In the following weeks leading to Christmas I continued to blindly rationalize away all the red flags which lead to the disastrous end of our relationship. Other than his borderline obsession and insatiable appetite for chocolate, things were not all that bad. Occasionally, he would slip in and out of German, teaching me a few phrases. Once, when my German began to improve, he must have felt I was worthy enough to share a family heirloom that he brought with him from Germany. It was a handcrafted, ivory antique instrument that he must have truly treasured because of the way he handled it. Carefully it was removed from the case and then gently, he unwrapped the soft calfskin hide that protected it. He treated it with such extreme care that I got nervous just preparing to see it. He then slid it out and immediately I noticed a lengthy German inscription along the side of the instrument. I looked closer as he held it up to his lips to blow. And as the music began, I realized I was listening to him play "We Three Kings" on a glorified, ivory recorder.

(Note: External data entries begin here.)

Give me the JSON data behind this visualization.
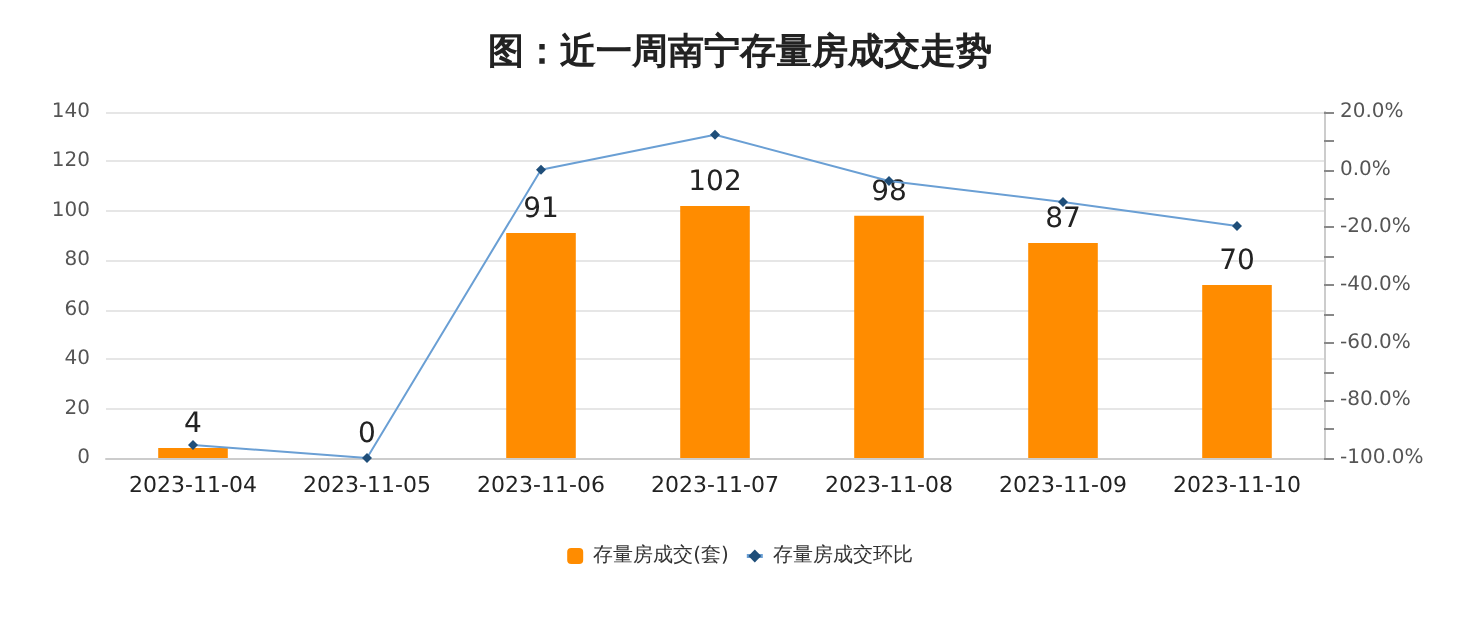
{
  "chart_data": {
    "type": "bar",
    "title": "图：近一周南宁存量房成交走势",
    "categories": [
      "2023-11-04",
      "2023-11-05",
      "2023-11-06",
      "2023-11-07",
      "2023-11-08",
      "2023-11-09",
      "2023-11-10"
    ],
    "series": [
      {
        "name": "存量房成交(套)",
        "color": "#ff8c00",
        "values": [
          4,
          0,
          91,
          102,
          98,
          87,
          70
        ],
        "data_labels": true
      },
      {
        "name": "存量房成交环比",
        "type": "line",
        "axis": "y2",
        "color": "#6a9fd4",
        "marker": "diamond",
        "values": [
          -95.5,
          -100,
          0,
          12.1,
          -3.9,
          -11.2,
          -19.5
        ]
      }
    ],
    "ylim": [
      0,
      140
    ],
    "yticks": [
      0,
      20,
      40,
      60,
      80,
      100,
      120,
      140
    ],
    "y2lim": [
      -100,
      20
    ],
    "y2ticks": [
      {
        "value": -100,
        "label": "-100.0%"
      },
      {
        "value": -90,
        "label": null
      },
      {
        "value": -80,
        "label": "-80.0%"
      },
      {
        "value": -70,
        "label": null
      },
      {
        "value": -60,
        "label": "-60.0%"
      },
      {
        "value": -50,
        "label": null
      },
      {
        "value": -40,
        "label": "-40.0%"
      },
      {
        "value": -30,
        "label": null
      },
      {
        "value": -20,
        "label": "-20.0%"
      },
      {
        "value": -10,
        "label": null
      },
      {
        "value": 0,
        "label": "0.0%"
      },
      {
        "value": 10,
        "label": null
      },
      {
        "value": 20,
        "label": "20.0%"
      }
    ],
    "grid": "y",
    "legend": "bottom"
  }
}
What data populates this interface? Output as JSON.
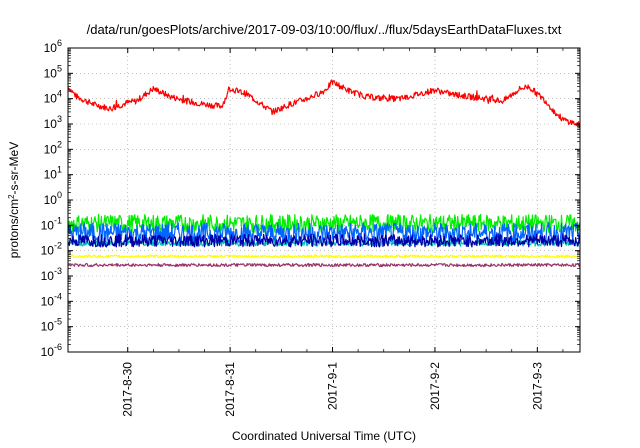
{
  "chart_data": {
    "type": "line",
    "title": "/data/run/goesPlots/archive/2017-09-03/10:00/flux/../flux/5daysEarthDataFluxes.txt",
    "xlabel": "Coordinated Universal Time (UTC)",
    "ylabel_parts": [
      "protons/cm",
      "2",
      "-s-sr-MeV"
    ],
    "y_scale": "log",
    "ylim": [
      1e-06,
      1000000.0
    ],
    "y_ticks": [
      {
        "base": "10",
        "exp": "-6",
        "value": -6
      },
      {
        "base": "10",
        "exp": "-5",
        "value": -5
      },
      {
        "base": "10",
        "exp": "-4",
        "value": -4
      },
      {
        "base": "10",
        "exp": "-3",
        "value": -3
      },
      {
        "base": "10",
        "exp": "-2",
        "value": -2
      },
      {
        "base": "10",
        "exp": "-1",
        "value": -1
      },
      {
        "base": "10",
        "exp": "0",
        "value": 0
      },
      {
        "base": "10",
        "exp": "1",
        "value": 1
      },
      {
        "base": "10",
        "exp": "2",
        "value": 2
      },
      {
        "base": "10",
        "exp": "3",
        "value": 3
      },
      {
        "base": "10",
        "exp": "4",
        "value": 4
      },
      {
        "base": "10",
        "exp": "5",
        "value": 5
      },
      {
        "base": "10",
        "exp": "6",
        "value": 6
      }
    ],
    "xlim": [
      "2017-08-29T10:00",
      "2017-09-03T10:00"
    ],
    "x_ticks": [
      {
        "label": "2017-8-30",
        "value": "2017-08-30T00:00"
      },
      {
        "label": "2017-8-31",
        "value": "2017-08-31T00:00"
      },
      {
        "label": "2017-9-1",
        "value": "2017-09-01T00:00"
      },
      {
        "label": "2017-9-2",
        "value": "2017-09-02T00:00"
      },
      {
        "label": "2017-9-3",
        "value": "2017-09-03T00:00"
      }
    ],
    "grid": true,
    "noise_seed": 7,
    "series": [
      {
        "color": "#ff0000",
        "noise": 0.12,
        "points": [
          [
            "2017-08-29T10:00",
            30000
          ],
          [
            "2017-08-29T12:00",
            12000
          ],
          [
            "2017-08-29T16:00",
            6000
          ],
          [
            "2017-08-29T20:00",
            4000
          ],
          [
            "2017-08-30T00:00",
            7000
          ],
          [
            "2017-08-30T02:00",
            8000
          ],
          [
            "2017-08-30T06:00",
            25000
          ],
          [
            "2017-08-30T10:00",
            12000
          ],
          [
            "2017-08-30T14:00",
            8000
          ],
          [
            "2017-08-30T18:00",
            6000
          ],
          [
            "2017-08-30T22:00",
            5000
          ],
          [
            "2017-08-31T00:00",
            25000
          ],
          [
            "2017-08-31T04:00",
            15000
          ],
          [
            "2017-08-31T08:00",
            5000
          ],
          [
            "2017-08-31T10:00",
            3000
          ],
          [
            "2017-08-31T14:00",
            6000
          ],
          [
            "2017-08-31T18:00",
            10000
          ],
          [
            "2017-08-31T22:00",
            20000
          ],
          [
            "2017-09-01T00:00",
            45000
          ],
          [
            "2017-09-01T04:00",
            20000
          ],
          [
            "2017-09-01T08:00",
            12000
          ],
          [
            "2017-09-01T12:00",
            10000
          ],
          [
            "2017-09-01T16:00",
            10000
          ],
          [
            "2017-09-01T20:00",
            15000
          ],
          [
            "2017-09-02T00:00",
            22000
          ],
          [
            "2017-09-02T04:00",
            15000
          ],
          [
            "2017-09-02T08:00",
            12000
          ],
          [
            "2017-09-02T12:00",
            10000
          ],
          [
            "2017-09-02T16:00",
            8000
          ],
          [
            "2017-09-02T20:00",
            25000
          ],
          [
            "2017-09-02T22:00",
            30000
          ],
          [
            "2017-09-03T02:00",
            8000
          ],
          [
            "2017-09-03T04:00",
            3000
          ],
          [
            "2017-09-03T06:00",
            1500
          ],
          [
            "2017-09-03T10:00",
            900
          ]
        ]
      },
      {
        "color": "#00ee00",
        "noise": 0.35,
        "points": [
          [
            "2017-08-29T10:00",
            0.12
          ],
          [
            "2017-09-03T10:00",
            0.12
          ]
        ]
      },
      {
        "color": "#0066ff",
        "noise": 0.4,
        "points": [
          [
            "2017-08-29T10:00",
            0.05
          ],
          [
            "2017-09-03T10:00",
            0.05
          ]
        ]
      },
      {
        "color": "#00bbbb",
        "noise": 0.12,
        "points": [
          [
            "2017-08-29T10:00",
            0.02
          ],
          [
            "2017-09-03T10:00",
            0.02
          ]
        ]
      },
      {
        "color": "#0000aa",
        "noise": 0.25,
        "points": [
          [
            "2017-08-29T10:00",
            0.025
          ],
          [
            "2017-09-03T10:00",
            0.025
          ]
        ]
      },
      {
        "color": "#ffff00",
        "noise": 0.05,
        "points": [
          [
            "2017-08-29T10:00",
            0.006
          ],
          [
            "2017-09-03T10:00",
            0.006
          ]
        ]
      },
      {
        "color": "#993366",
        "noise": 0.06,
        "points": [
          [
            "2017-08-29T10:00",
            0.0027
          ],
          [
            "2017-09-03T10:00",
            0.0027
          ]
        ]
      }
    ]
  }
}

A few days later, I woke up at his place and discovered he had left me alone. This was extremely unexpected since we were not at all on that level where I would have been comfortable leaving him alone at my place. There was a note on his desk that read he had ran to the pastry shop for breakfast. I took this as a do-it-yourself-in-ten-minutes-or-less opportunity to learn as much about him before he returned. I carefully opened the closet and examined how neatly his clothing hung on all wooden hangers, like a Banana Republic store. “A total neat-freak”, I thought to myself.
I then scanned across the papers on his desk--messy, unorganized, and several past due bills and credit cards with high balances. “Tisk-tisk!”

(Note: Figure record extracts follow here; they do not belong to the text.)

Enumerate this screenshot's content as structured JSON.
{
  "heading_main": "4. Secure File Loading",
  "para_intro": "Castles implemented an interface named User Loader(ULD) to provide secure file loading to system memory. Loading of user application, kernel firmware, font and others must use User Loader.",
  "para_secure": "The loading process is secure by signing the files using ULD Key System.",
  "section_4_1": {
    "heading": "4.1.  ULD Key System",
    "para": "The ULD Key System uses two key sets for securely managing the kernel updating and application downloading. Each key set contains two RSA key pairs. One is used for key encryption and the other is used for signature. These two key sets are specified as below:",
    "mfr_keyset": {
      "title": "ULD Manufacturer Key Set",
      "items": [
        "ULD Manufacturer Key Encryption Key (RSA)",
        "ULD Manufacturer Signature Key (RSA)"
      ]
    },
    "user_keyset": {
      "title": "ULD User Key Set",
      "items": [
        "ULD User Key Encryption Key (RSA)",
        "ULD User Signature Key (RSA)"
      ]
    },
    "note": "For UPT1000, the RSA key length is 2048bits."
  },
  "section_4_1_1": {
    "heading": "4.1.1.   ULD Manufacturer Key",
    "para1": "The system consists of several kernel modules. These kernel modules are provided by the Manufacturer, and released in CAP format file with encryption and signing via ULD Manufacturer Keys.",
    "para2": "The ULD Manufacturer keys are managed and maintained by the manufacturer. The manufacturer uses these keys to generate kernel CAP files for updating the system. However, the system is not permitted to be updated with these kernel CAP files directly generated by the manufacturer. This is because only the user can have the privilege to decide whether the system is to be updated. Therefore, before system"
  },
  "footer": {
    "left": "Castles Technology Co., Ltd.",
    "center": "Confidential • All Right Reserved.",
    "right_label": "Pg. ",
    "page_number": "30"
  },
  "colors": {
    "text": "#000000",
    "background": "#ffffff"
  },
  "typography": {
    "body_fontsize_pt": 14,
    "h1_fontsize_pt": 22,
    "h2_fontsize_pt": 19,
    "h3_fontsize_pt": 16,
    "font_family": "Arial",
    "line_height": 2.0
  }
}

I quickly continued as I heard his keys on the kitchen counter. Usually the good stuff is under the bed, so I quickly lifted the bed skirt and there it was...the ultimate red flag. Eighteen, maybe twenty, wrappers from the same over sized Vosges chocolate bars that first put us together, all shoved under his bed and hidden due to his shameless love and guilt of chocolate.

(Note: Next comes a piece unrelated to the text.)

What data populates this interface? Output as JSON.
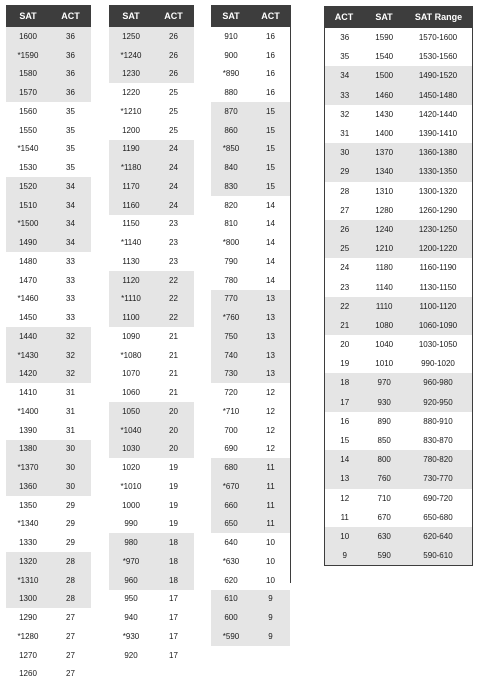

I sat on the bed thinking to myself, “Surely, chocolate hoarders can’t be safe to date.”
I had gained weight since we met, eating my way through Germany and snacking on chocolate the way Veruca Salt might have, had she not met her untimely demise with her flashy, “I want the whole world” attitude.
RenĂ© swung open the door and presented me with a bakers box full of breakfast pastries. “Guten Morgen!”, he announced and handed me the box. I sat on the corner of the bed and reluctantly opened the crave-case sized box. I looked down and starring up at me were one-dozen pain au chocolat. Knowing that it was a bakers dozen, I scoffed knowing he had already eaten three.

 
I closed my eyes and politely said, “Thank you, but I really should be leaving.”
I snagged one of the pain au chocolat out of the box, kissed him on the forehead and left. On my way home I contacted T-Mobile and changed my phone number.

When the representative asked the purpose of changing my number, I asked her, “Did you know Germany has an angry, devil Santa?”